Faced with the fact that more than one in three marriages finish in the divorce courts, it is becoming increasingly obvious that financial agreements of this nature are necessary.
Cohabitation agreements are a growing trend among those in the 30-44 age group, largely because these are the people who are more likely to have established a sound financial lifestyle prior to the start of a relationship.
Although critics (usually female) claim that prenups are the kiss of death to a marriage, those who contemplate this for the second time should seriously consider their position before tying the knot. With the statistics for second marriages being no better than the life expectancy of the first, it is in everyone’s best interests to apply a bit of common sense, says The Good Divorce Guide by Suzanne Ruthven.
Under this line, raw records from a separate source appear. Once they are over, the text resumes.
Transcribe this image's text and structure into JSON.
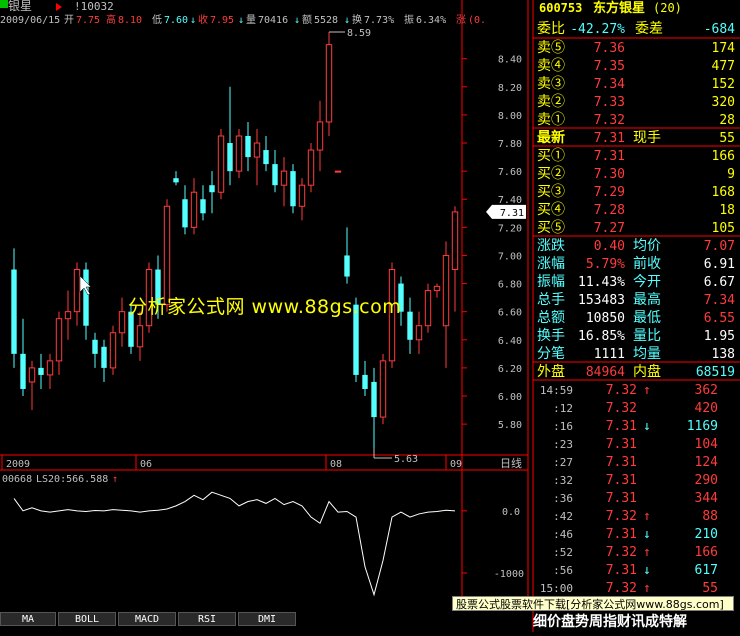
{
  "header": {
    "stock_name": "银星",
    "code_ref": "!10032",
    "date": "2009/06/15",
    "open_label": "开",
    "open": "7.75",
    "high_label": "高",
    "high": "8.10",
    "low_label": "低",
    "low": "7.60",
    "close_label": "收",
    "close": "7.95",
    "vol_label": "量",
    "vol": "70416",
    "amt_label": "额",
    "amt": "5528",
    "turn_label": "换",
    "turn": "7.73%",
    "amp_label": "振",
    "amp": "6.34%",
    "chg_label": "涨",
    "chg": "(0."
  },
  "chart": {
    "y_ticks": [
      "8.40",
      "8.20",
      "8.00",
      "7.80",
      "7.60",
      "7.40",
      "7.20",
      "7.00",
      "6.80",
      "6.60",
      "6.40",
      "6.20",
      "6.00",
      "5.80"
    ],
    "x_labels": [
      "2009",
      "06",
      "08",
      "09"
    ],
    "period_label": "日线",
    "current_price_label": "7.31",
    "max_label": "8.59",
    "min_label": "5.63"
  },
  "chart_data": [
    {
      "type": "candlestick",
      "title": "",
      "ylim": [
        5.63,
        8.59
      ],
      "y_ticks": [
        8.4,
        8.2,
        8.0,
        7.8,
        7.6,
        7.4,
        7.2,
        7.0,
        6.8,
        6.6,
        6.4,
        6.2,
        6.0,
        5.8
      ],
      "x_tick_labels": [
        "2009",
        "06",
        "08",
        "09"
      ],
      "candles": [
        {
          "o": 6.9,
          "h": 7.05,
          "l": 6.2,
          "c": 6.3
        },
        {
          "o": 6.3,
          "h": 6.55,
          "l": 6.0,
          "c": 6.05
        },
        {
          "o": 6.1,
          "h": 6.25,
          "l": 5.9,
          "c": 6.2
        },
        {
          "o": 6.2,
          "h": 6.3,
          "l": 6.05,
          "c": 6.15
        },
        {
          "o": 6.15,
          "h": 6.3,
          "l": 6.05,
          "c": 6.25
        },
        {
          "o": 6.25,
          "h": 6.6,
          "l": 6.15,
          "c": 6.55
        },
        {
          "o": 6.55,
          "h": 6.75,
          "l": 6.4,
          "c": 6.6
        },
        {
          "o": 6.6,
          "h": 6.95,
          "l": 6.5,
          "c": 6.9
        },
        {
          "o": 6.9,
          "h": 6.95,
          "l": 6.4,
          "c": 6.5
        },
        {
          "o": 6.4,
          "h": 6.45,
          "l": 6.2,
          "c": 6.3
        },
        {
          "o": 6.35,
          "h": 6.4,
          "l": 6.1,
          "c": 6.2
        },
        {
          "o": 6.2,
          "h": 6.5,
          "l": 6.15,
          "c": 6.45
        },
        {
          "o": 6.45,
          "h": 6.7,
          "l": 6.35,
          "c": 6.6
        },
        {
          "o": 6.6,
          "h": 6.65,
          "l": 6.3,
          "c": 6.35
        },
        {
          "o": 6.35,
          "h": 6.6,
          "l": 6.25,
          "c": 6.5
        },
        {
          "o": 6.5,
          "h": 6.95,
          "l": 6.45,
          "c": 6.9
        },
        {
          "o": 6.9,
          "h": 7.0,
          "l": 6.55,
          "c": 6.65
        },
        {
          "o": 6.65,
          "h": 7.4,
          "l": 6.6,
          "c": 7.35
        },
        {
          "o": 7.55,
          "h": 7.6,
          "l": 7.5,
          "c": 7.52
        },
        {
          "o": 7.4,
          "h": 7.5,
          "l": 7.15,
          "c": 7.2
        },
        {
          "o": 7.2,
          "h": 7.55,
          "l": 7.15,
          "c": 7.45
        },
        {
          "o": 7.4,
          "h": 7.5,
          "l": 7.25,
          "c": 7.3
        },
        {
          "o": 7.5,
          "h": 7.6,
          "l": 7.3,
          "c": 7.45
        },
        {
          "o": 7.45,
          "h": 7.9,
          "l": 7.4,
          "c": 7.85
        },
        {
          "o": 7.8,
          "h": 8.2,
          "l": 7.5,
          "c": 7.6
        },
        {
          "o": 7.6,
          "h": 7.9,
          "l": 7.55,
          "c": 7.85
        },
        {
          "o": 7.85,
          "h": 7.95,
          "l": 7.6,
          "c": 7.7
        },
        {
          "o": 7.7,
          "h": 7.9,
          "l": 7.5,
          "c": 7.8
        },
        {
          "o": 7.75,
          "h": 7.85,
          "l": 7.6,
          "c": 7.65
        },
        {
          "o": 7.65,
          "h": 7.75,
          "l": 7.45,
          "c": 7.5
        },
        {
          "o": 7.5,
          "h": 7.7,
          "l": 7.35,
          "c": 7.6
        },
        {
          "o": 7.6,
          "h": 7.65,
          "l": 7.3,
          "c": 7.35
        },
        {
          "o": 7.35,
          "h": 7.55,
          "l": 7.25,
          "c": 7.5
        },
        {
          "o": 7.5,
          "h": 7.8,
          "l": 7.45,
          "c": 7.75
        },
        {
          "o": 7.75,
          "h": 8.1,
          "l": 7.6,
          "c": 7.95
        },
        {
          "o": 7.95,
          "h": 8.59,
          "l": 7.85,
          "c": 8.5
        },
        {
          "o": 7.6,
          "h": 7.6,
          "l": 7.6,
          "c": 7.6
        },
        {
          "o": 7.0,
          "h": 7.2,
          "l": 6.8,
          "c": 6.85
        },
        {
          "o": 6.65,
          "h": 6.7,
          "l": 6.1,
          "c": 6.15
        },
        {
          "o": 6.15,
          "h": 6.25,
          "l": 6.0,
          "c": 6.05
        },
        {
          "o": 6.1,
          "h": 6.2,
          "l": 5.63,
          "c": 5.85
        },
        {
          "o": 5.85,
          "h": 6.3,
          "l": 5.8,
          "c": 6.25
        },
        {
          "o": 6.25,
          "h": 6.95,
          "l": 6.2,
          "c": 6.9
        },
        {
          "o": 6.8,
          "h": 6.85,
          "l": 6.5,
          "c": 6.6
        },
        {
          "o": 6.6,
          "h": 6.7,
          "l": 6.3,
          "c": 6.4
        },
        {
          "o": 6.4,
          "h": 6.6,
          "l": 6.3,
          "c": 6.5
        },
        {
          "o": 6.5,
          "h": 6.8,
          "l": 6.45,
          "c": 6.75
        },
        {
          "o": 6.75,
          "h": 6.8,
          "l": 6.7,
          "c": 6.78
        },
        {
          "o": 6.5,
          "h": 7.1,
          "l": 6.2,
          "c": 7.0
        },
        {
          "o": 6.9,
          "h": 7.35,
          "l": 6.6,
          "c": 7.31
        }
      ]
    },
    {
      "type": "line",
      "title": "LS20:566.588",
      "series_label": "00668",
      "y_ticks": [
        0.0,
        -1000
      ],
      "ylim": [
        -1500,
        400
      ],
      "values": [
        200,
        0,
        50,
        0,
        -20,
        0,
        20,
        0,
        -10,
        5,
        0,
        20,
        10,
        0,
        -20,
        0,
        10,
        30,
        80,
        150,
        250,
        180,
        300,
        250,
        200,
        80,
        150,
        180,
        120,
        200,
        100,
        150,
        80,
        -100,
        -200,
        150,
        -20,
        -10,
        -100,
        -900,
        -1350,
        -800,
        -100,
        -20,
        -100,
        -50,
        -20,
        -10,
        10,
        0
      ]
    }
  ],
  "quote": {
    "code": "600753",
    "name": "东方银星",
    "suffix": "(20)",
    "ratio_label": "委比",
    "ratio": "-42.27%",
    "diff_label": "委差",
    "diff": "-684",
    "sells": [
      {
        "label": "卖⑤",
        "price": "7.36",
        "vol": "174"
      },
      {
        "label": "卖④",
        "price": "7.35",
        "vol": "477"
      },
      {
        "label": "卖③",
        "price": "7.34",
        "vol": "152"
      },
      {
        "label": "卖②",
        "price": "7.33",
        "vol": "320"
      },
      {
        "label": "卖①",
        "price": "7.32",
        "vol": "28"
      }
    ],
    "last_label": "最新",
    "last": "7.31",
    "cur_hand_label": "现手",
    "cur_hand": "55",
    "buys": [
      {
        "label": "买①",
        "price": "7.31",
        "vol": "166"
      },
      {
        "label": "买②",
        "price": "7.30",
        "vol": "9"
      },
      {
        "label": "买③",
        "price": "7.29",
        "vol": "168"
      },
      {
        "label": "买④",
        "price": "7.28",
        "vol": "18"
      },
      {
        "label": "买⑤",
        "price": "7.27",
        "vol": "105"
      }
    ],
    "stats": [
      {
        "l1": "涨跌",
        "v1": "0.40",
        "l2": "均价",
        "v2": "7.07"
      },
      {
        "l1": "涨幅",
        "v1": "5.79%",
        "l2": "前收",
        "v2": "6.91"
      },
      {
        "l1": "振幅",
        "v1": "11.43%",
        "l2": "今开",
        "v2": "6.67"
      },
      {
        "l1": "总手",
        "v1": "153483",
        "l2": "最高",
        "v2": "7.34"
      },
      {
        "l1": "总额",
        "v1": "10850",
        "l2": "最低",
        "v2": "6.55"
      },
      {
        "l1": "换手",
        "v1": "16.85%",
        "l2": "量比",
        "v2": "1.95"
      },
      {
        "l1": "分笔",
        "v1": "1111",
        "l2": "均量",
        "v2": "138"
      }
    ],
    "outer_label": "外盘",
    "outer": "84964",
    "inner_label": "内盘",
    "inner": "68519",
    "ticks": [
      {
        "t": "14:59",
        "p": "7.32",
        "d": "up",
        "v": "362"
      },
      {
        "t": ":12",
        "p": "7.32",
        "d": "",
        "v": "420"
      },
      {
        "t": ":16",
        "p": "7.31",
        "d": "down",
        "v": "1169"
      },
      {
        "t": ":23",
        "p": "7.31",
        "d": "",
        "v": "104"
      },
      {
        "t": ":27",
        "p": "7.31",
        "d": "",
        "v": "124"
      },
      {
        "t": ":32",
        "p": "7.31",
        "d": "",
        "v": "290"
      },
      {
        "t": ":36",
        "p": "7.31",
        "d": "",
        "v": "344"
      },
      {
        "t": ":42",
        "p": "7.32",
        "d": "up",
        "v": "88"
      },
      {
        "t": ":46",
        "p": "7.31",
        "d": "down",
        "v": "210"
      },
      {
        "t": ":52",
        "p": "7.32",
        "d": "up",
        "v": "166"
      },
      {
        "t": ":56",
        "p": "7.31",
        "d": "down",
        "v": "617"
      },
      {
        "t": "15:00",
        "p": "7.32",
        "d": "up",
        "v": "55"
      }
    ]
  },
  "indicator": {
    "code": "00668",
    "formula": "LS20:566.588",
    "zero_label": "0.0",
    "neg_label": "-1000"
  },
  "tabs": [
    "MA",
    "BOLL",
    "MACD",
    "RSI",
    "DMI"
  ],
  "watermark": "分析家公式网 www.88gs.com",
  "footer_banner": "股票公式股票软件下载[分析家公式网www.88gs.com]",
  "footer_ticker": "细价盘势周指财讯成特解",
  "colors": {
    "up": "#ff3c3c",
    "down": "#54ffff",
    "text": "#c0c0c0",
    "yellow": "#ffff00",
    "grid": "#ff0000"
  }
}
Some financial advisors are going so far as to claim that if the law is to insist that all assets are split down the middle in the event of divorce, then you might as well run your own personal investments that way from day one of the marriage.
Where it is necessary to protect assets gained from a first marriage and to ensure that any children do not loose out in the event of a second marriage breaking up, a pre-nup is an ideal solution.
Where a wealthy person remarries someone with considerably fewer financial resources, and wants to protect their assets for any children of a first marriage, some formal agreement would solve any long-term problems.
Providing there has been a full disclosure of assets before any pre-nup or cohabitation agreement is signed, and both parties have separate legal representation, courts are less likely to over turn the arrangement, especially where it safeguards the interests of children.
Before making any arrangements, draw up a full list of all personal assets accrued prior to the start of the relationship – this should also include any family heirlooms, jewellery, investments, collections, paintings, antiques, etc., that have a monetary value.
Each of you should consult a solicitor experienced in Family Law as legal proceedings can often be complex and uncertain, so you will need a solicitor to draw up and deal with the paperwork. Your own solicitor will make sure you are not signing away anything you may regret at a later date.
According to the Office for National Statistics, the proportion of unmarried men and women living together has doubled during the past 25 years to about one in eight of the adult population. Providing that you are both in agreement that any pre-nup or cohabitation agreement is fair and above board, then go ahead and discuss it more fully with your respective solicitors.
Despite the urban myth that living together for two years automatically qualifies for the same rights as a married couple, a live-in partner does not have an automatic right to inherit their partner’s assets.